Cronenberg has been influenced by the writing of media philosopher Marshall McLuhan, a who predicted social entanglement with technolgy's influence. "If a new technology extends one or more of our senses outside us into the social world, then new ratios among all of our senses will occur in that particular culture. It is comparable to what happens when a new note is added to a melody. And when the sense ratios alter in any culture then what had appeared lucid before may suddenly become opaque, and what had been vague or opaque will become translucent." This being said, Max's illusion becomes the reality. Consider not just what the video signal does to Max, but how it affects his personality, as he metamorphisizes with his new ability. He turns from a sexual curious individual, to a faithful user. This isn't the first time Cronenberg's archetypes ran into the same problem. Max represents a form of dependance that is most likely on of Cronenberg's most important themes. In Naked Lunch (1991), Bill has the desire to go to hell and back to find a true story even if it's blurred with hallucinations, but dependance to drugs fuels his most dreadful mishaps toward achievement only to bring his ever circling despair. In Rabid (1977) a woman is turned into a subhuman vampire, with a phallic stinger in her arm pit, from which she claims she can't stop consuming human blood. You might actually give that a defiention of maternal pahllus. Technolgy dependance is at it's cusp in Existenz (1999) a video game designer finds her life in her virtual world where she feels most safe in its metaphorical womb. It's almost striking to see the game port as a umbilical cord. Stereo (1967) opens to the protagonist cautionary description of psychic addiction among a telepathics, how if they are separated mentally from a subject, the results could be brain damage, or temporal alienation. Dependance is a pre-requisite theme in a Croneberg film.

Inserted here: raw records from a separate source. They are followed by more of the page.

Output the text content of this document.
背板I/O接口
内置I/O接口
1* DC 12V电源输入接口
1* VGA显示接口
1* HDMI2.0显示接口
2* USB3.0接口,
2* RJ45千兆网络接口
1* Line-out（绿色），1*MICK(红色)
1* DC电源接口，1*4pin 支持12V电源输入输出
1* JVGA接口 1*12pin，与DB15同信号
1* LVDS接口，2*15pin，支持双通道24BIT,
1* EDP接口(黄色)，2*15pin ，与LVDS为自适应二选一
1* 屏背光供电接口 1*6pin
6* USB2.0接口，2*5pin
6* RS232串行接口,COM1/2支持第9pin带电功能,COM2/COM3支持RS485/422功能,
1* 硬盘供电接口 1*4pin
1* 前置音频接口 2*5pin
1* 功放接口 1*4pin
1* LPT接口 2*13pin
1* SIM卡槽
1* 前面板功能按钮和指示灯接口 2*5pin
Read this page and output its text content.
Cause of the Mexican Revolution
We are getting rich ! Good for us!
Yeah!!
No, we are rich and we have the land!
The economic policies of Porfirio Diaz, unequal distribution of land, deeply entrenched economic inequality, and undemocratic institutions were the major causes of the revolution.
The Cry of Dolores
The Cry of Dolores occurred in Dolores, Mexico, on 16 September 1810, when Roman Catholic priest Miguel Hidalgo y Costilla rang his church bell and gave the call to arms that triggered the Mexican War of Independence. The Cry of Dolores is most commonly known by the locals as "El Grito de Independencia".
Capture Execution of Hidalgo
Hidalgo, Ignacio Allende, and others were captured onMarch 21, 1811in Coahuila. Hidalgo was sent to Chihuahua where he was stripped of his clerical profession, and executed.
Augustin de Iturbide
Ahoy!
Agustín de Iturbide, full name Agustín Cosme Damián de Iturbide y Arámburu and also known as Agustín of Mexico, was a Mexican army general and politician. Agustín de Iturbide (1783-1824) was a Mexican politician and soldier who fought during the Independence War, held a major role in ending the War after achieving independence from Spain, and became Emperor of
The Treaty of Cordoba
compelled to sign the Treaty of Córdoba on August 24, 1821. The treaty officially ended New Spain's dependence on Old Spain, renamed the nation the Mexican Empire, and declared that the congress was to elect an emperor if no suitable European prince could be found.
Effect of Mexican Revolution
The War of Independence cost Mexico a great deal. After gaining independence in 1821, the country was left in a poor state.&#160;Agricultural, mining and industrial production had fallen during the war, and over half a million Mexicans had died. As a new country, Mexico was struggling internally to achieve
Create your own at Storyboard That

In the whole scheme of things, Croneneberg, like Antonioni and even Bunuel, is a full blown modernist. The idea of emergence of technology isn't a revolutionary statement against it, an assimilation with it. As much as we try to free ourselves from the image, it's already predetermined. Identity changes with technology as new vices, as does Max's final showdown with his self image in the Television. It's death and rebirth. Death of the old body with limitations. Birth to full assimilation with technology. They are all in the same circle, and it does go full circle. It's statement seems doomed in this 1980's perspective, but it's almost preminisive as it's reverberation we still feel today.